Predictive Analytics

Predictive Analytics

The use of data, statistical algorithms and machine learning techniques to identify the likelihood of future outcomes based on historical data. The goal is to go beyond knowing what has happened to providing a best assessment of what will happen in the future.

Banking & Financial Services

The financial industry, with huge amounts of data and money at stake, has long embraced predictive analytics to detect and reduce fraud, measure credit risk, maximize cross-sell/up-sell opportunities and retain valuable customers. Commonwealth Bank uses analytics to predict the likelihood of fraud activity for any given transaction before it is authorized – within 40 milliseconds of the transaction initiation.

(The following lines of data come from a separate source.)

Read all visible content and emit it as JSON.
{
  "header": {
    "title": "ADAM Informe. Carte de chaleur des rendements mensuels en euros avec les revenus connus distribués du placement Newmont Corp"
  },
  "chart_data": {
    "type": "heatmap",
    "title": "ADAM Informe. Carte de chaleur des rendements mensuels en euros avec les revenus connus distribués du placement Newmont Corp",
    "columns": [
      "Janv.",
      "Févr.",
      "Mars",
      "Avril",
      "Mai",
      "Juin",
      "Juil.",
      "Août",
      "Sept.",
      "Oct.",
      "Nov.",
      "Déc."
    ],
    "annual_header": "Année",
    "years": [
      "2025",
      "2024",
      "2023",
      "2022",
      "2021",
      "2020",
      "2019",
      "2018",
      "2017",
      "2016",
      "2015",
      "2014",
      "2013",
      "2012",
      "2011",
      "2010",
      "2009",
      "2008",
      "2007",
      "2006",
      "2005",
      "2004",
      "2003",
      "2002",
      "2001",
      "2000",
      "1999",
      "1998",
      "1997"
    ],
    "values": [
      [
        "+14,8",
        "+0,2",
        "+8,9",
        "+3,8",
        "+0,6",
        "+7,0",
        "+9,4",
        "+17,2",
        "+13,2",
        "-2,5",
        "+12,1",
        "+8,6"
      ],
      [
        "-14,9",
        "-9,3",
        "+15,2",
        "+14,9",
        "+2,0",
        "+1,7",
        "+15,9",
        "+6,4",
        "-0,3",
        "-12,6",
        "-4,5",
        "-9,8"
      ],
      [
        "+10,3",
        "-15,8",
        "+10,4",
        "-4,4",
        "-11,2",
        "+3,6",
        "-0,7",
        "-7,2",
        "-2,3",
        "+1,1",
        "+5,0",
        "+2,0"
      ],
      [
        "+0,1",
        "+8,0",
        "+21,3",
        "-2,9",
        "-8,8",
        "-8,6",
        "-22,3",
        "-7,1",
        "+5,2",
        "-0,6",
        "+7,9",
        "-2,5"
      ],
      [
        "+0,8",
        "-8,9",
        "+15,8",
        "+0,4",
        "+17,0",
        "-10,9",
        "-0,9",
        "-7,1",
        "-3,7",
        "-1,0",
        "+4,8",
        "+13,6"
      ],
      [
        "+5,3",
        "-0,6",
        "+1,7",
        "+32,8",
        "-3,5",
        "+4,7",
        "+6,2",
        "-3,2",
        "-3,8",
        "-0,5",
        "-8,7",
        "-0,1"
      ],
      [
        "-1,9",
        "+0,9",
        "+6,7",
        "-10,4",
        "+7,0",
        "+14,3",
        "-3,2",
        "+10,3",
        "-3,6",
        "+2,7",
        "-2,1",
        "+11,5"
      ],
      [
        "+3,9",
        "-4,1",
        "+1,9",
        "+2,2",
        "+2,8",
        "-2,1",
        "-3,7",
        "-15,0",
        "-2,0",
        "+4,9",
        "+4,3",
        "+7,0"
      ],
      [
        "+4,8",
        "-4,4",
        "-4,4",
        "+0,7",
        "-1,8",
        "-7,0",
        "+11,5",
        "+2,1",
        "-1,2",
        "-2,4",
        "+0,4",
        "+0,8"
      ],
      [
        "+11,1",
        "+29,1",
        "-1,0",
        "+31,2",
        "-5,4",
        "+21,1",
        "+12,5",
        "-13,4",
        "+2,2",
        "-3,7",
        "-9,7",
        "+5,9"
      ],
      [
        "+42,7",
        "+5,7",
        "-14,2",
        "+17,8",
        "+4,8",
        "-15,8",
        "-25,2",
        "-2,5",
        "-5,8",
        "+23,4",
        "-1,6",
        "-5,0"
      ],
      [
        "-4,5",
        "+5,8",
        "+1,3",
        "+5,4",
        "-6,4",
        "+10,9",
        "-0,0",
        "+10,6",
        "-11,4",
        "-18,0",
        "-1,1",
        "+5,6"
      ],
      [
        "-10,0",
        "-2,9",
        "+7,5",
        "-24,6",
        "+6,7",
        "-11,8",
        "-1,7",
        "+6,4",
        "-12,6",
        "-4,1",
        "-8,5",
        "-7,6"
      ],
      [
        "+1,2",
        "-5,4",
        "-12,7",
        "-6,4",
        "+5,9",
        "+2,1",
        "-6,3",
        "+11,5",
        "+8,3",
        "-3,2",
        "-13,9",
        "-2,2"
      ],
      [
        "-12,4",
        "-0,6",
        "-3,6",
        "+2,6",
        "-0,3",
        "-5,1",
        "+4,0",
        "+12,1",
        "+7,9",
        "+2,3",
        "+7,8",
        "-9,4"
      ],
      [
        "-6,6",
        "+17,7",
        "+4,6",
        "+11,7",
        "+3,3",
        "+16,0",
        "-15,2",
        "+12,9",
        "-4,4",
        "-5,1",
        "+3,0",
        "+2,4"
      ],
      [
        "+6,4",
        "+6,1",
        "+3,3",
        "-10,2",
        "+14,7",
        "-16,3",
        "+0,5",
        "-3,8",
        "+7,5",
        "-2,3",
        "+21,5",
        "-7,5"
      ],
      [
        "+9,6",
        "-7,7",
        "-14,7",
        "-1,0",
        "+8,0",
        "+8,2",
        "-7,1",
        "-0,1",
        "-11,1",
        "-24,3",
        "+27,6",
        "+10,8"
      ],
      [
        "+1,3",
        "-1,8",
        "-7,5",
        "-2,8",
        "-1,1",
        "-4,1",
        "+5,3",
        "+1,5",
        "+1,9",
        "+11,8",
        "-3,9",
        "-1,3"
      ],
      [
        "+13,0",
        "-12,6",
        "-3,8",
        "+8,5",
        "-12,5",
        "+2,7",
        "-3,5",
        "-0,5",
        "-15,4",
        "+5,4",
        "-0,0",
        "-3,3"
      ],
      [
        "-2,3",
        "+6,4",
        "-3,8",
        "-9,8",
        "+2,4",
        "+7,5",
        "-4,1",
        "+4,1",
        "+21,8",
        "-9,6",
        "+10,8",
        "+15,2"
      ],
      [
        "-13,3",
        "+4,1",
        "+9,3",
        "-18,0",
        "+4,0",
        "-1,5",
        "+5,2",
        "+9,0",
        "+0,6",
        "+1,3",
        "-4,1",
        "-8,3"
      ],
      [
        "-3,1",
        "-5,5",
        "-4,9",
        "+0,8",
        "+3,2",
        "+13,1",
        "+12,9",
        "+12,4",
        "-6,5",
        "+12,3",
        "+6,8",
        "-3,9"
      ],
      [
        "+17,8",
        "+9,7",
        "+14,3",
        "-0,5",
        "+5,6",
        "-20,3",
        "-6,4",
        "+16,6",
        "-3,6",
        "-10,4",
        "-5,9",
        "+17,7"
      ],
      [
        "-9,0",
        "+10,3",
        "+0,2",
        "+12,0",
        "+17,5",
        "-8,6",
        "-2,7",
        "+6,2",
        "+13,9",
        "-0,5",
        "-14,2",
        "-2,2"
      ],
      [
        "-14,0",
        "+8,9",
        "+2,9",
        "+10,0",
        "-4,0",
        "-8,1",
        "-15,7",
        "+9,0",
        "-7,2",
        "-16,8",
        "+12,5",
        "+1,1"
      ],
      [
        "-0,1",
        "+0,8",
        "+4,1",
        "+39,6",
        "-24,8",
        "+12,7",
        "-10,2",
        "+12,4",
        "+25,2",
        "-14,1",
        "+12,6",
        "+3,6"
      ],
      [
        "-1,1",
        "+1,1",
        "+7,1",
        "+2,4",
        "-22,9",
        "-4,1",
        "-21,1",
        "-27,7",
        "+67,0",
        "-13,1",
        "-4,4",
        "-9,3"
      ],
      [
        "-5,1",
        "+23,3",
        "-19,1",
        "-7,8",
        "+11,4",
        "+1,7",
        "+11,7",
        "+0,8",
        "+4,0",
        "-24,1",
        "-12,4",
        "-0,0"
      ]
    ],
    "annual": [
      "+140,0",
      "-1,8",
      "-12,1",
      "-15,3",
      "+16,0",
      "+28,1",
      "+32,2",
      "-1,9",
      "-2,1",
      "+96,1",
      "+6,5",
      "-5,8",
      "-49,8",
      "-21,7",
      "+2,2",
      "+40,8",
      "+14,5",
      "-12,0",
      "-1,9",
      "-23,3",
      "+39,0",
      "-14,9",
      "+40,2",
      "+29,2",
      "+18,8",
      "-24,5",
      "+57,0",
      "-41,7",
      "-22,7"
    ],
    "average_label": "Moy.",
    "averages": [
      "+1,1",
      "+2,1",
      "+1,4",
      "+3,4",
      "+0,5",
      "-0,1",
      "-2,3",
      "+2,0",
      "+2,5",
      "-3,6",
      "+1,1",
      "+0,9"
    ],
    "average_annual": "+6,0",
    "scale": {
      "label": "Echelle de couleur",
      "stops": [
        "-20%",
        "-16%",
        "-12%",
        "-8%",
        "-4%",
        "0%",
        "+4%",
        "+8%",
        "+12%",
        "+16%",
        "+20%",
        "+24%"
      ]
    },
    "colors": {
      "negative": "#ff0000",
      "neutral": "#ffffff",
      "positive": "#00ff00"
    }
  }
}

Since the now infamous study that showed men who buy diapers often buy beer at the same time, retailers everywhere are using predictive analytics to determine which products to stock, the effectiveness of promotional events and which offers are most appropriate for consumers. Staples analyzes consumer behavior to provide a complete picture of their customers, and realized a 137 percent ROI.

Health Insurance

In addition to detecting claims fraud, the health insurance industry is taking steps to identify patients most at risk of chronic disease and find what interventions are best. Express Scripts, a large pharmacy benefits company, uses analytics to identify those not adhering to prescribed treatments, resulting in a savings of $1,500 to $9,000 per patient.


For manufacturers it is very important to identify factors leading to reduced quality and production failures, as well as to optimize parts, service resources and distribution. Lenovo is just one manufacturer that has used predictive analytics to better understand warranty claims – an initiative that led to a 10 to 15 percent reduction in warranty costs.